Publié le 21 juillet 2021

ENVIRONNEMENT

Loi climat : entre enthousiasme et frustrations, le projet de loi définitivement adopté par le Parlement

Le texte final du projet de loi Climat et résilience a été adopté par le Parlement, après plusieurs mois d’examen par les deux chambres. Issu des propositions de la Convention citoyenne pour le climat, il s’agit du grand chantier sur l’écologie voulu par Emmanuel Macron. Certains saluent une première pierre fondatrice, quand d'autres déplorent un texte ne permettant pas d’atteindre les objectifs climatiques de la France et de l’Europe.

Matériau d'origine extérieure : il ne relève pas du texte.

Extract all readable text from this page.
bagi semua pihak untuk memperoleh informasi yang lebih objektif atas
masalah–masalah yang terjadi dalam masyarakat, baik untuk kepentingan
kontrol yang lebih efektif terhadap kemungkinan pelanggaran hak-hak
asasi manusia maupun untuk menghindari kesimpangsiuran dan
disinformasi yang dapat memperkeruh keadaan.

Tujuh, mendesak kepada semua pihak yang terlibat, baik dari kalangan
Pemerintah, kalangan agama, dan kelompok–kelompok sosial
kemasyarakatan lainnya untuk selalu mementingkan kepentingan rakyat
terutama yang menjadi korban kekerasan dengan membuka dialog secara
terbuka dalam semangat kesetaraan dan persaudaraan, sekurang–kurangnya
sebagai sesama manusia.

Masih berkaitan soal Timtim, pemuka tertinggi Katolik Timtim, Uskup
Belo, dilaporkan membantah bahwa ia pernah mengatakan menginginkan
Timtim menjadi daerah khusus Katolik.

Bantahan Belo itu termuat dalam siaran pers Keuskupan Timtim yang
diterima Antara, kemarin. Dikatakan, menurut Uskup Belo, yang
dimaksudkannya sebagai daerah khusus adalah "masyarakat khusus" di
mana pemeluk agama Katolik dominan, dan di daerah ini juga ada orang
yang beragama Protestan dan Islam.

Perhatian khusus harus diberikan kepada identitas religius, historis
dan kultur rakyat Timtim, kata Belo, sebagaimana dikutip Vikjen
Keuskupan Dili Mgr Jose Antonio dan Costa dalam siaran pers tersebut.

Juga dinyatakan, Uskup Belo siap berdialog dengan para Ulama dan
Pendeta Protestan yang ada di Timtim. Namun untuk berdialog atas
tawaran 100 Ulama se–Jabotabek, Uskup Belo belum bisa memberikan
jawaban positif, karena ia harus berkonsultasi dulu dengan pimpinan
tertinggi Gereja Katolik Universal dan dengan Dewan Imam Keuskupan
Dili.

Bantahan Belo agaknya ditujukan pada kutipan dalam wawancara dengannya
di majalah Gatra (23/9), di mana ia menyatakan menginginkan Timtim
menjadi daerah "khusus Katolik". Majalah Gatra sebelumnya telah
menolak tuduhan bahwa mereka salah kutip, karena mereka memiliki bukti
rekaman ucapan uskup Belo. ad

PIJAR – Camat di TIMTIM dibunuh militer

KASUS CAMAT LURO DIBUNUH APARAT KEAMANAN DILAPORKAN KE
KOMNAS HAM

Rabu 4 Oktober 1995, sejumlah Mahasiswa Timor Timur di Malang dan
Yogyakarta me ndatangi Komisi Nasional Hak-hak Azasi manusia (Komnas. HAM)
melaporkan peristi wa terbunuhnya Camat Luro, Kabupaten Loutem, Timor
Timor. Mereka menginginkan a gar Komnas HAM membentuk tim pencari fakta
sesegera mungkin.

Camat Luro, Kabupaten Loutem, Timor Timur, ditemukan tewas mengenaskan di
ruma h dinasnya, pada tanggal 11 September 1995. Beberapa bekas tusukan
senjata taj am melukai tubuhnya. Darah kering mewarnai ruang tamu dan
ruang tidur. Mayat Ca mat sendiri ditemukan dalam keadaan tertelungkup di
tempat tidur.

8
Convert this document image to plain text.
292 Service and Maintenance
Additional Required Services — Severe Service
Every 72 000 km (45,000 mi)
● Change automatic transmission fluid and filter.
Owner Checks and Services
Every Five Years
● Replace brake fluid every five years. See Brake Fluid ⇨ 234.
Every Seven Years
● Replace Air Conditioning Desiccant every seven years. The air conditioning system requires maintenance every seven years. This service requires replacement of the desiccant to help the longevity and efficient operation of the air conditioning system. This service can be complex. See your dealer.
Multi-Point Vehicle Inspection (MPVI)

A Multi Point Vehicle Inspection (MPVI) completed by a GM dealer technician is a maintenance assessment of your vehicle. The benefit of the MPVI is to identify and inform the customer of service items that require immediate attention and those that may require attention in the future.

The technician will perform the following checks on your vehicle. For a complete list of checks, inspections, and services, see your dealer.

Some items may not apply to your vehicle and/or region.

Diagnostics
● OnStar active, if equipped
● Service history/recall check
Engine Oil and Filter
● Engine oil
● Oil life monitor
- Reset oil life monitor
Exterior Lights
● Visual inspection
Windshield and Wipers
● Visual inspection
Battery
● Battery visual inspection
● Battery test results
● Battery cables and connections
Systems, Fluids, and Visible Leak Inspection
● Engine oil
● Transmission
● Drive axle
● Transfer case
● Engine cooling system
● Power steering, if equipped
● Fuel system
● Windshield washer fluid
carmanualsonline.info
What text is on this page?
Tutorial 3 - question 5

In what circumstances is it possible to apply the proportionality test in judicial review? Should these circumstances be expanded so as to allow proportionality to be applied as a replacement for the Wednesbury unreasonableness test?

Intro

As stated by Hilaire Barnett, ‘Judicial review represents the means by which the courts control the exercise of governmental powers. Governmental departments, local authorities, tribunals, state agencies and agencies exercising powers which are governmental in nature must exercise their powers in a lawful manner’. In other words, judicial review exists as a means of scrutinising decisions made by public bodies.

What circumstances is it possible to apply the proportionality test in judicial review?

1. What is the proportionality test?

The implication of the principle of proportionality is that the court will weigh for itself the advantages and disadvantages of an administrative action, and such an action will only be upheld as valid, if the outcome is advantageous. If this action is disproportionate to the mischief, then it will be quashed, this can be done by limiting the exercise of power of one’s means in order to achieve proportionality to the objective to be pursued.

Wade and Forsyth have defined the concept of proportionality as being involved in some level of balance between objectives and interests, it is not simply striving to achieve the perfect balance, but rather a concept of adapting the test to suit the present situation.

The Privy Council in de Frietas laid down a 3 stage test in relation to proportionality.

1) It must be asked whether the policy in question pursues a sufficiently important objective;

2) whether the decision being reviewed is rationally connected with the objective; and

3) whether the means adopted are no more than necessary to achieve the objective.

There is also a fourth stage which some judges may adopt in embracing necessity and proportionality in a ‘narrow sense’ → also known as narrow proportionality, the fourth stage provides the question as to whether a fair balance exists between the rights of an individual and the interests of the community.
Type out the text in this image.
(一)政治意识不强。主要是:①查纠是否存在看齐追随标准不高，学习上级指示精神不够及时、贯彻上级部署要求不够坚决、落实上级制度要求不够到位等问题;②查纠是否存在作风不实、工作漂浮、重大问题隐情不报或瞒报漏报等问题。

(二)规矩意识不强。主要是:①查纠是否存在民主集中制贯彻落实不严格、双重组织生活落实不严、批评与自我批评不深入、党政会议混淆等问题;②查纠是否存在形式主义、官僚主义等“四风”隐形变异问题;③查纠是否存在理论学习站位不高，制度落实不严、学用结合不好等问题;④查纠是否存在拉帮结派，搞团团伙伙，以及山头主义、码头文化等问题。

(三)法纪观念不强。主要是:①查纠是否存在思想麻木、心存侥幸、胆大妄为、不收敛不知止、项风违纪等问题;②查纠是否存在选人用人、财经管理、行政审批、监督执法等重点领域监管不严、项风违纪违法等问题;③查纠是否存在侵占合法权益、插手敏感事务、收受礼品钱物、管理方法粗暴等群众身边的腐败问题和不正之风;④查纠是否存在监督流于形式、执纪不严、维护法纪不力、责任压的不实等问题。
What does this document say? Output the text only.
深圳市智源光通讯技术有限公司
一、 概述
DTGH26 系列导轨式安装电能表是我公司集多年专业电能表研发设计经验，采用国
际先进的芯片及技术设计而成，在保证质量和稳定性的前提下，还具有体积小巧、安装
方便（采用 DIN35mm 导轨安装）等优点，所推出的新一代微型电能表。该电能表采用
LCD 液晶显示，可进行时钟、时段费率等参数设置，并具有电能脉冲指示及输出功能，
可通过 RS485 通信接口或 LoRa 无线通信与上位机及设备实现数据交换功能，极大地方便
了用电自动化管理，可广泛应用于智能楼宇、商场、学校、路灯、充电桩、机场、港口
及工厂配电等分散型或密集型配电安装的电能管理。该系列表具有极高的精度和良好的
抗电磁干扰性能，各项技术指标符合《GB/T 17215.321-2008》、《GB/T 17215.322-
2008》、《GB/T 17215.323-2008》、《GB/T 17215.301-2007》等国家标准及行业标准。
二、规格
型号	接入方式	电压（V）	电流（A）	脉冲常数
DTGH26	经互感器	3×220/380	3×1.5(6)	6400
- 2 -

Barbara pompili loi climat capture d'écran Assemblée nationale
La ministre de la Transition écologique Barbara Pompili a présenté la loi comme un "tournant culturel".
Capture d'écran Assemblée nationale

Des 149 propositions de la Convention citoyenne pour le climat, il reste désormais une loi. Le projet de loi Climat et résilience a définitivement été adopté le 20 juillet 2021 par le Parlement à 233 voix pour, 35 contre et 74 absentions. Il doit permettre d’atteindre une réduction de 40% des émissions de gaz à effet de serre d’ici 2030 par rapport à 1990. Après plusieurs mois d’examen par l’Assemblée nationale et le Sénat, le texte final acte plusieurs mesures phares, comme la fin de la location des pires passoires thermiques à partir de 2025, la fin des vols lorsqu’il existe une alternative en train à moins de 2h30 ou la généralisation des menus végétariens hebdomadaires dans les cantines scolaires.

Le Premier ministre Jean Castex s’est dit "fier du travail accompli et de sa portée historique" de cette loi. "Fruit d'un exercice démocratique inédit initié par la Convention citoyenne pour le climat, la loi Climat et Résilience va faire rentrer l'écologie dans nos vies et préserver l'environnement dans nos gestes du quotidien" a-t-il ajouté sur le réseau social Twitter.

Des réactions contrastées

Le texte ne fait cependant pas l’unanimité. L’opposition souligne que la loi ne permet pas d’atteindre les ambitions climatiques de la France, s’appuyant sur l’avis rendu par le Haut Conseil pour le climat. "Il faudrait être de mauvaise foi pour considérer que cette loi n’est rien", a exprimé le socialiste Dominique Potier devant l’Assemblée nationale, mais il faudrait être "malhonnête intellectuellement pour penser qu’elle est à la hauteur des enjeux auxquels elle était censée faire face", a-t-il ajouté. Son groupe a d'ailleurs déposé une motion de rejet de la loi, c’est-à-dire l’abandon du texte sans discussions. Du côté des ONG environnementales, Greenpeace regrette dans un communiqué de presse un "immense gâchis" et déplore que "le climat se trouve perdant". Même constat du côté des Amis de la Terre qui estime que "cette loi représente l’échec du quinquennat Macron".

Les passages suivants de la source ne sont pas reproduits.